In questa apertura al confronto c’è tutto: c’è la purezza delle idee, il candore, la resistenza, la lotta, la passione.
E allora torniamo alla domanda principale: Cui prodest? A chi giova?
Sicuramente ai mafiosi e ai loro amici. Ma dietro l’attacco alle norme antimafia e alle misure di prevenzione si nasconde un nuovo potere, diverso da quello a cui eravamo abituati e rappresentato dalla Dc, dal Psi che erano in grado di controllare interi territori, pacchetti di voti e favorire determinati gruppi criminali e di potere.
Si tratta di un potere senza volto, per parafrasare Pier Paolo Pasolini, che riesce ad annoverare tra le sue fila politici, giornalisti, accademici, giuristi. E questo potere, a tratti feroce, e grazie al contributo, consapevole o meno, di quel sottobosco che lo compone, sta attaccando le norme antimafia.
La genesi di questo potere, che è trasversale, la possiamo scorgere nei cambiamenti epocali e nelle trasformazioni che hanno attraversato il nostro paese negli ultimi quarant’anni.
Questi cambiamenti hanno attraversato anche le organizzazioni criminali e l’antimafia.
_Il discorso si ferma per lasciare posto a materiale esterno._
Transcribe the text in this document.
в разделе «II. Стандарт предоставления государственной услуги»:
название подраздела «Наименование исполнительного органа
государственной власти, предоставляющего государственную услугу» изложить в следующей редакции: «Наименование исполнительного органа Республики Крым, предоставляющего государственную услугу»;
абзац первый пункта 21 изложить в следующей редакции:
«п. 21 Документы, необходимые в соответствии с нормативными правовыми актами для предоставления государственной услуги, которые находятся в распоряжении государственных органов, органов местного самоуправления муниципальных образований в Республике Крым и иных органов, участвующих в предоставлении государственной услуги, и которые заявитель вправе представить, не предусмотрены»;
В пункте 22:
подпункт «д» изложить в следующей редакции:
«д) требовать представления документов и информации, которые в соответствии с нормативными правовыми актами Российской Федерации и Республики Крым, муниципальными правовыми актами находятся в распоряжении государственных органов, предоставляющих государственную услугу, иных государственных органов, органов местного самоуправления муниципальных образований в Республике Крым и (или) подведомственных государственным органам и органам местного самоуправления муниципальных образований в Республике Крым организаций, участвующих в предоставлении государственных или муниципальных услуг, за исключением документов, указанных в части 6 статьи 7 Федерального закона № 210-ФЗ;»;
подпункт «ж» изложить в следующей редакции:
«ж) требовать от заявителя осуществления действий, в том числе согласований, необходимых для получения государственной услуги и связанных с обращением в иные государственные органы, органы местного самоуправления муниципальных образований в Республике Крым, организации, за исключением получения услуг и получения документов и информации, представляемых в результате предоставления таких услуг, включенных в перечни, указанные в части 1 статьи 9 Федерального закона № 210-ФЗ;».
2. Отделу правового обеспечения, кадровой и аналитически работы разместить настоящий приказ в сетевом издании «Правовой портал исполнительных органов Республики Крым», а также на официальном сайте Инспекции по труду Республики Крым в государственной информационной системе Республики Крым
Si è passati, così, dalla mafia delle coppole storte e delle lupare alla mafia imprenditrice e delle grandi banche. In questo girone dantesco si insinua l’antimafia dei superpoliziotti, dei super magistrati e delle super procure che rianima l’eterna lotta tra il male e il bene. Eterna lotta che ci ha fatto dimenticare l’altro, dove l’altro si configura nella zona grigia dove convivono mafiosi e professionisti e dove si vive al limite.
Il caso Saguto è emblematico ed è la rappresentazione plastica di un sistema colluso e corrotto. Ma questo non giustifica gli attacchi alle norme antimafia e alle misure di prevenzione.
A questo punto ogni altra considerazione potrebbe risultare noiosa. Ecco perché propongo di passare all’attivismo militante inviando email di protesta alla Presidenza della Repubblica, alla Presidenza del Consiglio, a quella della Camera e del Senato e a tutte le segreterie di partito, di maggioranza e opposizione, per spingerli a schierarsi, a prendere una posizione.
Da qui, da queste riflessioni, potrebbe ripartire la ricostruzione di quel movimento antimafia che oggi è diviso, spaccato, smembrato.